Fdesouche

Etalon noir, Chinois raffiné… un imaginaire raciste qui raconte, selon la chroniqueuse de « La Matinale » Maïa Mazaurette, la tragique absence de culture sexuelle européenne.

A l’époque où j’ai grandi, l’érotisation des corps « exotiques » ne se questionnait même pas : j’avais le choix entre le sensuel Amant chinois de Duras, les lycéens japonais des mangas, les beaux Indiens des westerns, la musique de Prince, les pectoraux de Sayid dans « Lost », les mots troublants de Césaire au programme du bac : « Et ce ne sont pas seulement les bouches qui chantent, mais les mains, mais les pieds, mais les fesses, mais les sexes, et la créature tout entière qui se liquéfie en sons, voix et rythme »

Les Blancs non seulement clamaient leur attirance pour les non-Blancs, mais souhaitaient les épingler à leur tableau de chasse sexuel (une fascinante version humaine du safari). Il fallait avoir « essayé » un Noir comme on essaierait un chemisier ou la tarte flambée. L’angélisme des générations antérieures, passées parfois par les colonies, était encore plus flagrant (« ces gens sont formidables »). Indifférents à leur propre couleur, les Occidentaux réduisaient ces partenaires sexuels à leur peau… et demandaient, en plus, qu’on leur donne des médailles du mérite. Etre antiraciste, c’était ça. (…)

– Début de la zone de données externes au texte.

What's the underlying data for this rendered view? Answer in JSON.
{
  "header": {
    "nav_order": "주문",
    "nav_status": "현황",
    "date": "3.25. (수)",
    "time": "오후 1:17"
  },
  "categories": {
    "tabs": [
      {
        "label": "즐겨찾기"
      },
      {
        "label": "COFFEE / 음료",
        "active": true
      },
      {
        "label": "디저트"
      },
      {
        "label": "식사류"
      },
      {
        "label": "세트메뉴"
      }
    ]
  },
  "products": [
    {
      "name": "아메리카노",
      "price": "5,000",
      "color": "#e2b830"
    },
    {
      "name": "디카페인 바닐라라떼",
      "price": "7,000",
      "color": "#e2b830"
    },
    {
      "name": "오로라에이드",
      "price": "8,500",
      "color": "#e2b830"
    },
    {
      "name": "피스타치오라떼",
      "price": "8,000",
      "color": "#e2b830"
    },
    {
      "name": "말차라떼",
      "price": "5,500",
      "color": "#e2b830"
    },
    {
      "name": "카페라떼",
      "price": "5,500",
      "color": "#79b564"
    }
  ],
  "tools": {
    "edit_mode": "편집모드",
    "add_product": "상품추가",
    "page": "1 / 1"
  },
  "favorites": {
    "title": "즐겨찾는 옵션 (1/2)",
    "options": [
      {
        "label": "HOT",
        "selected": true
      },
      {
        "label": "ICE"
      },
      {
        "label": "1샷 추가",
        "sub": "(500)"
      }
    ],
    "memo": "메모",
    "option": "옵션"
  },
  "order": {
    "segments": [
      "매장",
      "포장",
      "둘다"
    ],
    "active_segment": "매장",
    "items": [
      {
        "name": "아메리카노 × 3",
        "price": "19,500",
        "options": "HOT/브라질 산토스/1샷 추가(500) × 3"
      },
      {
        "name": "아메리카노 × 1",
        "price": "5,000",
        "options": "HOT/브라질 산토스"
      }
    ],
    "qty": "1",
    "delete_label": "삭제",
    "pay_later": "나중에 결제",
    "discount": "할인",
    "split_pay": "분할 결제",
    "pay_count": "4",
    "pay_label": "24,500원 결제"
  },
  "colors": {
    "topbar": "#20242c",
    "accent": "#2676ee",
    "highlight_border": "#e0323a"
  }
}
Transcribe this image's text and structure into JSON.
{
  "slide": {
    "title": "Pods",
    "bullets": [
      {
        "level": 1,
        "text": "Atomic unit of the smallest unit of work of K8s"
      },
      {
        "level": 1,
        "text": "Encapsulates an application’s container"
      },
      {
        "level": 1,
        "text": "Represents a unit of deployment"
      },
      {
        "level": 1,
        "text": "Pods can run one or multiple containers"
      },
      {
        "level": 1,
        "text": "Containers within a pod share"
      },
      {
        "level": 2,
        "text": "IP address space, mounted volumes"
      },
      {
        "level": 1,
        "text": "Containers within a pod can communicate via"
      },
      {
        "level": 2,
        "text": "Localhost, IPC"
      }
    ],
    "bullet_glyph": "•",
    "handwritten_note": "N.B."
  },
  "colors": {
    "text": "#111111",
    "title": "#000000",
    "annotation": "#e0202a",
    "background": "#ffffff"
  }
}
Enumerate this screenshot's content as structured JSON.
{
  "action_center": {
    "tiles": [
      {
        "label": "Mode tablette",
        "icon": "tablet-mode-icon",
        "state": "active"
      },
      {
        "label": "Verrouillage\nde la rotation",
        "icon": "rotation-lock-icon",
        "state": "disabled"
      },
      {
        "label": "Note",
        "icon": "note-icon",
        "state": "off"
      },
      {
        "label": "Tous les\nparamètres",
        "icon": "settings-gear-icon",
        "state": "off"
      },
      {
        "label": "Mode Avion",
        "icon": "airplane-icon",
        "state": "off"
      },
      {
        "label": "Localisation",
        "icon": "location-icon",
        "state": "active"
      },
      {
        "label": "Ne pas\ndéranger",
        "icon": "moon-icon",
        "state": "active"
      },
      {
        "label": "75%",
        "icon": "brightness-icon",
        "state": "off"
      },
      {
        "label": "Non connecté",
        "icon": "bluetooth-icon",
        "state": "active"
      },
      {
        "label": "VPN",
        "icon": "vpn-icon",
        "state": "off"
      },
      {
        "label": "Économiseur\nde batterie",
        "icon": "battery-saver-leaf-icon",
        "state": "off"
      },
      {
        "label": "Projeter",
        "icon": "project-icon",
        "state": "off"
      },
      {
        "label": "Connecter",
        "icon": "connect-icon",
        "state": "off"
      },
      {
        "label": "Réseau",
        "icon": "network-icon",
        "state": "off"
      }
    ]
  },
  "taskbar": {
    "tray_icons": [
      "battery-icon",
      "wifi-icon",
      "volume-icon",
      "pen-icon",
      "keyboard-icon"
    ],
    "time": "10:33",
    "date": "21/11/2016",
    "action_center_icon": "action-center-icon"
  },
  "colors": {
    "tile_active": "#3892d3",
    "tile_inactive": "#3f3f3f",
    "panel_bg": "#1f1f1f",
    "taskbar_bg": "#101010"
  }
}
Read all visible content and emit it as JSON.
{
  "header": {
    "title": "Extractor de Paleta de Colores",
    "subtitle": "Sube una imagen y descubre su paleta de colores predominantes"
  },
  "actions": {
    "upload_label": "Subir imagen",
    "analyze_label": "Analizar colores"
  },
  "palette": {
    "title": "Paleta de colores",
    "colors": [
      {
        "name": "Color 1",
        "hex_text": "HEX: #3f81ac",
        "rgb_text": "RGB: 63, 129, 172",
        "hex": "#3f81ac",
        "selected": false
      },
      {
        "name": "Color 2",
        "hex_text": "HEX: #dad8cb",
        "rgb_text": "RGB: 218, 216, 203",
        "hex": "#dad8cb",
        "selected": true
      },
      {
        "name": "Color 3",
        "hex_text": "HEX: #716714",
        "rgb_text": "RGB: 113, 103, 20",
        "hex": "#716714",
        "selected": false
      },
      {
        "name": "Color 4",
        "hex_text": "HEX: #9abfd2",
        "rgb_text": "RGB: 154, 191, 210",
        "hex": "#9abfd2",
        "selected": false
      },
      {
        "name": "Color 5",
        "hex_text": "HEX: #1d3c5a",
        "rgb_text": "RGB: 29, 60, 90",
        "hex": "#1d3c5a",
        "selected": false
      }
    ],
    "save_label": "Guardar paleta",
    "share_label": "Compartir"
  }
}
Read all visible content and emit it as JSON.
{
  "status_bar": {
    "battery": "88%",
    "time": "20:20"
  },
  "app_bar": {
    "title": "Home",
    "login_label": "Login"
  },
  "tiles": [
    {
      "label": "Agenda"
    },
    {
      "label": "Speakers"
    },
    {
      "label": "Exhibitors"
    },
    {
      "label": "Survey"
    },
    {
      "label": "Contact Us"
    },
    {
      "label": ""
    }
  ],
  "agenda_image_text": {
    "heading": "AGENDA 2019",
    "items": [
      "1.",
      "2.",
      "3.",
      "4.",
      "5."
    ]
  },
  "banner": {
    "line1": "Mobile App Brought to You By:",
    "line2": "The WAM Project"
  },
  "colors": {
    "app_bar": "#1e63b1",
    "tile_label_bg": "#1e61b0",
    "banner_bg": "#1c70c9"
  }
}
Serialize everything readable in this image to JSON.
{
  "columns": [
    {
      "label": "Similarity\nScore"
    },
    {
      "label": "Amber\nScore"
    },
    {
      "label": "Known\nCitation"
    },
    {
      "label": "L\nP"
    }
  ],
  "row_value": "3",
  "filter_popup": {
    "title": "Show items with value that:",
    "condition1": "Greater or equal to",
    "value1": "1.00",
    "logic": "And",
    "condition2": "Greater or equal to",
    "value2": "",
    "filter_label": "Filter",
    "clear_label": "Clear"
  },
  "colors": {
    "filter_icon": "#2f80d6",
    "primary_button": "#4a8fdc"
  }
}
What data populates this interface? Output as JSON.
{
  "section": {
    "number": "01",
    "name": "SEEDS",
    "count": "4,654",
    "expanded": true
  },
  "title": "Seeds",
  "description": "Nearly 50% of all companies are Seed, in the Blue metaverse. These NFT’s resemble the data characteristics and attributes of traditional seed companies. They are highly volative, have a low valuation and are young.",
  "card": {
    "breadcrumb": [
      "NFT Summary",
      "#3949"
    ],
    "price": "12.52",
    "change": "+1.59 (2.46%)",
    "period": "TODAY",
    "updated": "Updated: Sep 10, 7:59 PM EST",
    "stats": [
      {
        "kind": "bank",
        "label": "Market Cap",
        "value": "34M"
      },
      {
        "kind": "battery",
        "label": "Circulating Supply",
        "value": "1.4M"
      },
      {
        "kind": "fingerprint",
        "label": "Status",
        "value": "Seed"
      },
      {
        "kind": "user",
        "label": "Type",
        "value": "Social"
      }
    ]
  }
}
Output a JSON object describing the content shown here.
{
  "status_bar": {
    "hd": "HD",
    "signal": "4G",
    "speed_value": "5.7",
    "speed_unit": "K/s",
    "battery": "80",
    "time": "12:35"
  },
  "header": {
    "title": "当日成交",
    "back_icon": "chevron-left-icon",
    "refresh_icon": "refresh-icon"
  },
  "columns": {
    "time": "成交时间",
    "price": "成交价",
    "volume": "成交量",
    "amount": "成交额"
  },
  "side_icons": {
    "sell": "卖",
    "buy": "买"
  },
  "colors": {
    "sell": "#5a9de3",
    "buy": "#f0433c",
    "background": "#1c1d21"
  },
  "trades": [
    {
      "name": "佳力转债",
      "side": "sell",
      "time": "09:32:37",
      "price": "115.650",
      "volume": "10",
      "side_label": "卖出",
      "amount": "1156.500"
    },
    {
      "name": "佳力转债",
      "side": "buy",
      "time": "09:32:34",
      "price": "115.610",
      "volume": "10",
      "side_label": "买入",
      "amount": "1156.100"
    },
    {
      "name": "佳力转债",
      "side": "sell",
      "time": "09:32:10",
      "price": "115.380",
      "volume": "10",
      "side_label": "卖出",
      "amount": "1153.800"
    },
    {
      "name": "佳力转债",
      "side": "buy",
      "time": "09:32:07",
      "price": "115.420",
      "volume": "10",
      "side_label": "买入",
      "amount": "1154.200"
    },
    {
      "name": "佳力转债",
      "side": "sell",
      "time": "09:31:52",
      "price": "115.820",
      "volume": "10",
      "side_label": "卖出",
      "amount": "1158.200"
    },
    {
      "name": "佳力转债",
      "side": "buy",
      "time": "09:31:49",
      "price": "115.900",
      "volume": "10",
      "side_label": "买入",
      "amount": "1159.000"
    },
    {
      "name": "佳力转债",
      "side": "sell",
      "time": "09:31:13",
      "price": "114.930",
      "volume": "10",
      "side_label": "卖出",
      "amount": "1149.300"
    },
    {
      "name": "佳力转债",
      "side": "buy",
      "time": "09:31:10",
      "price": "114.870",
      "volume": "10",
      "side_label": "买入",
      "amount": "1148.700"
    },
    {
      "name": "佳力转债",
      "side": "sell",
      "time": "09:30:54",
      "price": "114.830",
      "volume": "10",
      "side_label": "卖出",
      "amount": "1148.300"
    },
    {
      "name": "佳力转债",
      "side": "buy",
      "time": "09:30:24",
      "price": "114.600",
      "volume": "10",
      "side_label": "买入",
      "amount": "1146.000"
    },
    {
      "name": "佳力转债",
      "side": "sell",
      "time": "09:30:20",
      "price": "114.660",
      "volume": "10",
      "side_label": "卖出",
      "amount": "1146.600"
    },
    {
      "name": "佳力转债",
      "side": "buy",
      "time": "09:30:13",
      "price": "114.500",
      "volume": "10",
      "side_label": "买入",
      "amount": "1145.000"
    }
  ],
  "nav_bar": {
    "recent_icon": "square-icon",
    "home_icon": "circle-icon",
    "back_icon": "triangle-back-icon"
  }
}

Cet imaginaire raciste renvoie à une tragique absence de culture sexuelle européenne : sous les stéréotypes, le roi est nu. Car du côté de l’héritage érotique occidental… ce n’est pas exactement Byzance. Les compétences « de souche » se réduisent de prime abord au missionnaire, au tout-pornographique et à la honte. La grande invention restera la ceinture de chasteté (bon, d’accord, et le vibrateur).

Cette admiration pour les corps et sexualités « exotiques » enferme en outre les Blancs dans le rôle de novices impuissants, d’amants essentiellement incapables, attendant d’être initiés par un sombre inconnu. Quitte à se délester de tout sens de l’initiative. Quitte à créer une nouvelle charge pour les racisés : celle d’alimenter les fantasmes et la formation sexuelle de la classe dominante (sans oublier de remercier les Blancs de leur généreux intérêt). Cette déresponsabilisation est une lâcheté et une paresse : rien n’empêche aux Occidentaux d’apprendre par eux-mêmes de nouvelles formes d’érotisme et de nouvelles pratiques.